How to realize bigwig normalization 04/26 Update SLTechnology News&Howtos

How to realize bigwig normalization

2025-04-26 Update From: SLTechnology News&Howtos shulou NAV: SLTechnology News&Howtos > Internet Technology >

Shulou(Shulou.com)06/01 Report--

Editor to share with you how to achieve bigwig normalization, I believe that most people do not know much about it, so share this article for your reference, I hope you can learn a lot after reading this article, let's go to understand it!

When displaying chip_seq data, bigwig files are often used and imported into genomic browsers such as igvtools to produce images like the following

We define the region of reads enrichment in the IP sample relative to the Input sample as peak, which is reflected in the above figure, and the corresponding reads peak appears in the IP sample, such as the red marked area in the following figure.

Through this visual way, we can directly reflect the situation of the peak area, but we need to pay attention to the problem of normalization in practical use.

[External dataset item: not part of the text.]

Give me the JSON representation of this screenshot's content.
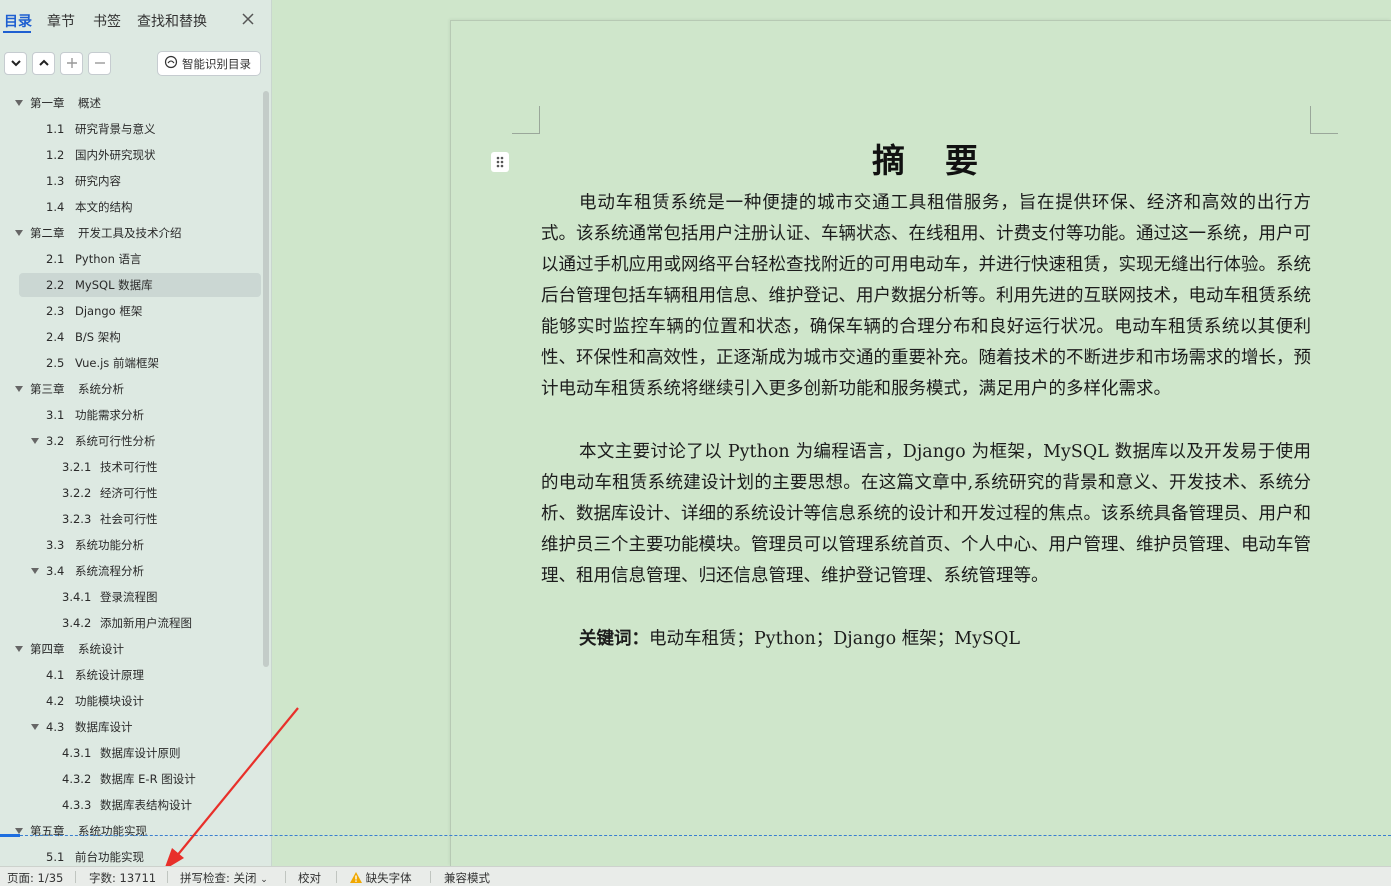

The bigwig file essentially shows the distribution information of the sequencing depth, and the original sequencing depth is positively correlated with the amount of reads sequenced, such as 5G for Input samples and 10G for IP samples. In the original sequencing depth, we will see that the sequencing depth of Input samples is higher than that of IP samples. Of course, this is an extreme example, but it is a good illustration that the difference in sequencing quantity will have a direct impact on the original sequencing depth.

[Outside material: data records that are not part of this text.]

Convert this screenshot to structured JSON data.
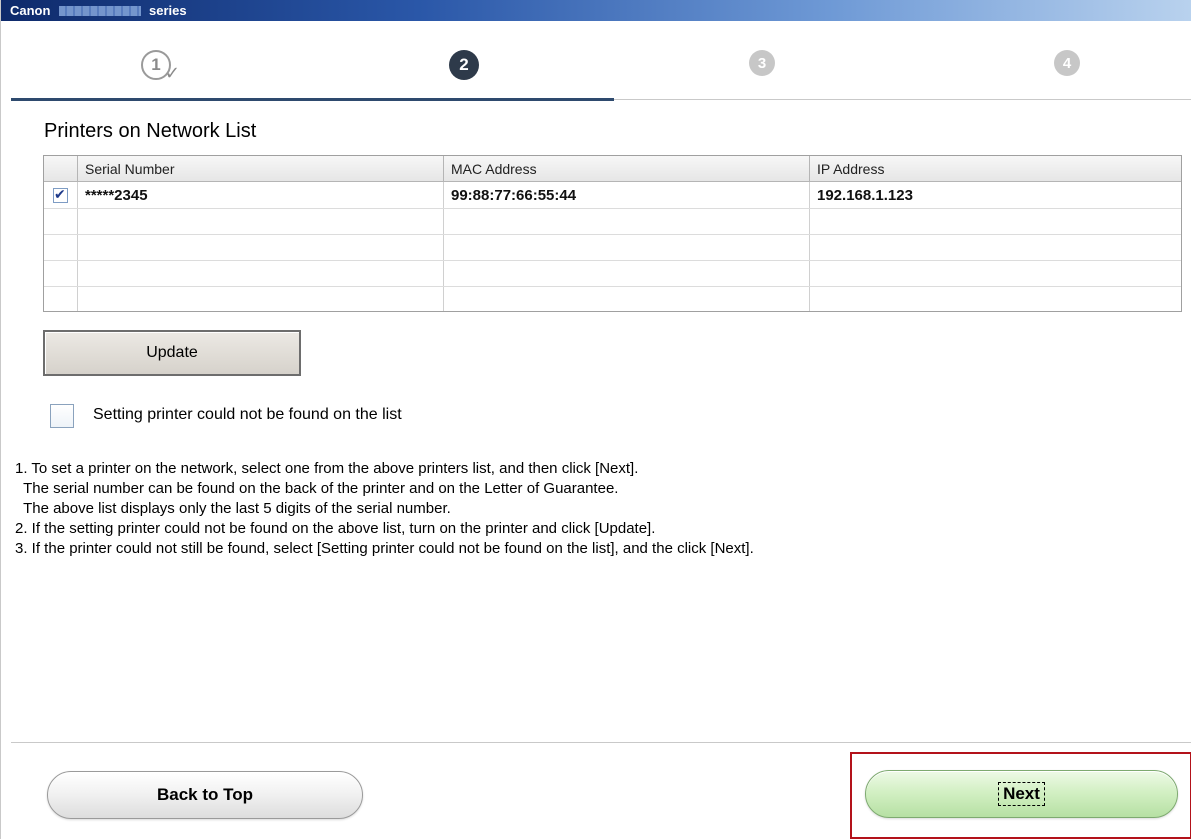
{
  "window": {
    "title_brand": "Canon",
    "title_series": "series"
  },
  "steps": [
    {
      "number": "1",
      "state": "completed"
    },
    {
      "number": "2",
      "state": "current"
    },
    {
      "number": "3",
      "state": "upcoming"
    },
    {
      "number": "4",
      "state": "upcoming"
    }
  ],
  "page": {
    "heading": "Printers on Network List"
  },
  "printer_list": {
    "columns": [
      "Serial Number",
      "MAC Address",
      "IP Address"
    ],
    "rows": [
      {
        "checked": true,
        "serial": "*****2345",
        "mac": "99:88:77:66:55:44",
        "ip": "192.168.1.123"
      }
    ]
  },
  "buttons": {
    "update": "Update",
    "back_to_top": "Back to Top",
    "next": "Next"
  },
  "not_found_option": {
    "label": "Setting printer could not be found on the list",
    "checked": false
  },
  "instructions": [
    "1. To set a printer on the network, select one from the above printers list, and then click [Next].",
    "  The serial number can be found on the back of the printer and on the Letter of Guarantee.",
    "  The above list displays only the last 5 digits of the serial number.",
    "2. If the setting printer could not be found on the above list, turn on the printer and click [Update].",
    "3. If the printer could not still be found, select [Setting printer could not be found on the list], and the click [Next]."
  ],
  "colors": {
    "current_step": "#2e3a4a",
    "next_button": "#c9ebb8",
    "highlight_frame": "#b3121a"
  }
}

In order to eliminate the influence of the difference in the amount of sequencing data between samples, of course we think of normalization, similar to the quantitative strategy in transcriptome, the original sequencing depth is raw count, then of course it is similar to RPKM, CPM and other normalization methods, which is also applicable to bigwig files.

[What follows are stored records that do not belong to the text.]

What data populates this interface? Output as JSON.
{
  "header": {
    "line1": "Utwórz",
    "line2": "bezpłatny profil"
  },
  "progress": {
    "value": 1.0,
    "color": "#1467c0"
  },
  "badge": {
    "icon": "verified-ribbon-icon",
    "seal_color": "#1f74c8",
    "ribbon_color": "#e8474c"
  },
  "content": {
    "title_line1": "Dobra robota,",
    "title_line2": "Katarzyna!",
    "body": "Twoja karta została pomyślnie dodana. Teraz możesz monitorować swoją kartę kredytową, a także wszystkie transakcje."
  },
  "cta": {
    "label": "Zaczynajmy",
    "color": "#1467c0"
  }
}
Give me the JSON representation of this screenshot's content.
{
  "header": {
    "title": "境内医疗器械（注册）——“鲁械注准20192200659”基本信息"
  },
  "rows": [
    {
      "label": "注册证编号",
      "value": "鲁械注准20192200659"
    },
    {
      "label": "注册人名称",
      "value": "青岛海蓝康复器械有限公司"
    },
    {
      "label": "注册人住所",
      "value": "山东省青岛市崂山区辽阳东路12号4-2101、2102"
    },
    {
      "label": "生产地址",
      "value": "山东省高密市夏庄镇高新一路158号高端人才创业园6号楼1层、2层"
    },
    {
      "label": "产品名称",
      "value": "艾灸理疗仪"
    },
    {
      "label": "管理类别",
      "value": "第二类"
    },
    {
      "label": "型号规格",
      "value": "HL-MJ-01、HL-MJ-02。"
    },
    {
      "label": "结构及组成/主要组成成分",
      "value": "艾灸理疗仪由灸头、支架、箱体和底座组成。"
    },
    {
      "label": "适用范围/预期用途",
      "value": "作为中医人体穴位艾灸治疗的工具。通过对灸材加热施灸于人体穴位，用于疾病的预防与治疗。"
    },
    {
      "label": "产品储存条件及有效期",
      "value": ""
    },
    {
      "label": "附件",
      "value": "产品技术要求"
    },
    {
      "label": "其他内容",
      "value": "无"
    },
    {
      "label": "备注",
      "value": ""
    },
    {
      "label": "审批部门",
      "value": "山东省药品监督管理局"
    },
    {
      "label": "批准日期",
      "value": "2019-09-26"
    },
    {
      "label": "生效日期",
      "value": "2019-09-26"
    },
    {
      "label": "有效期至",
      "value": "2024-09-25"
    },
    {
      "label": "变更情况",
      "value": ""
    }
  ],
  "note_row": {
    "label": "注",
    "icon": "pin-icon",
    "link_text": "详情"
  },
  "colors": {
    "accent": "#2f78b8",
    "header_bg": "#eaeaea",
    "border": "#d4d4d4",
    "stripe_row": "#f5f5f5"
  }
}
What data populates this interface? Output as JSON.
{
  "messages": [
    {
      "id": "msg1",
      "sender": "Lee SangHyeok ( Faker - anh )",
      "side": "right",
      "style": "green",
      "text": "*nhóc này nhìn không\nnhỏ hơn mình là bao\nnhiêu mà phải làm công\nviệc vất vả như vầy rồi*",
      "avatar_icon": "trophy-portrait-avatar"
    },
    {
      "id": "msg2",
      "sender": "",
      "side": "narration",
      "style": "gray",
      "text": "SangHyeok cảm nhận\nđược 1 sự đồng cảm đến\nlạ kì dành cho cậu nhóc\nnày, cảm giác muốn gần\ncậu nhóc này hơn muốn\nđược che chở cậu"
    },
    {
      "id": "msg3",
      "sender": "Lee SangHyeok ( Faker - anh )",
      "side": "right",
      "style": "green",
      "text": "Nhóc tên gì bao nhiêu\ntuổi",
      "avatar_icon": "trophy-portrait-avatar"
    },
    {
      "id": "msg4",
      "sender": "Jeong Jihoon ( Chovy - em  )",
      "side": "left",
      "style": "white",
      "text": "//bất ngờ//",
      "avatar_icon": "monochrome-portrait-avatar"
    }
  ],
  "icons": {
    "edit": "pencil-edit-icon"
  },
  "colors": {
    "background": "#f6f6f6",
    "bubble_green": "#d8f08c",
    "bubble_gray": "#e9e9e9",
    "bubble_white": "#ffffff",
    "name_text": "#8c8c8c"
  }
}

In deeptools, there are several ways to normalize

1. RPKM

RPKM's formula is as follows

RPKM (per bin) = number of reads per bin / (number of mapped reads (in millions) * bin length (kb))

The usage is as follows

Deeptools bamCoverage\

-p 10\

-- bam input.bam\

-- normalizeUsing RPKM\

-- outFileName rpkm.bigwig2. CPM

CPM's formula is as follows

CPM (per bin) = number of reads per bin / number of mapped reads (in millions)

The usage is as follows

Deeptools bamCoverage\

-p 10\

-- bam input.bam\

-- normalizeUsing CPM\

-- outFileName cpm.bigwig3. BPM

BPM's formula is as follows

BPM (per bin) = number of reads per bin / sum of all reads per bin (in millions)

The usage is as follows

Deeptools bamCoverage\

-p 10\

-- bam input.bam\

-- normalizeUsing BPM\

-- outFileName bpm.bigwig4. RPGC

RPGC's formula is as follows

RPGC (per bin) = number of reads per bin / scaling factor for 1x average coverage

Scaling factor = (total number of mapped reads * fragment length) / effective genome size

The usage is as follows

Deeptools bamCoverage\

-p 10\

-- bam input.bam\

-- normalizeUsing RPGC\

-- effectiveGenomeSize 2864785220\

-- outFileName rpgc.bigwig

For the same sample, the peak shape of the bigwig file generated by several normalized methods is exactly the same as that of the original bigwig file when imported into igvtools, as shown below

Notice the range of the vertical axis marked by the red box, you can see that the range of the vertical axis is different in different ways.

Normalization is mainly used for the comparison between samples. For example, when comparing Input and Ip samples, you should use the normalized data. Take RPKM as an example. After import, you can see the following results

We can see that the range of the longitudinal axis is inconsistent. In order to better compare the differences between the samples, we need to adjust the vertical axis range of the two to be consistent, because the data have been normalized, so we can compare them directly within the same range. When set to the same range, the effect is as follows

For the various normalization methods mentioned above, in fact, they can be compared between samples. In practice, because the concept of RPKM is the most classical, it is also the most widely used.

The above is all the contents of the article "how to achieve bigwig normalization". Thank you for reading! I believe we all have a certain understanding, hope to share the content to help you, if you want to learn more knowledge, welcome to follow the industry information channel!

Welcome to subscribe "Shulou Technology Information " to get latest news, interesting things and hot topics in the IT industry, and controls the hottest and latest Internet news, technology news and IT industry trends.

*The comments in the above article only represent the author's personal views and do not represent the views and positions of this website. If you have more insights, please feel free to contribute and share.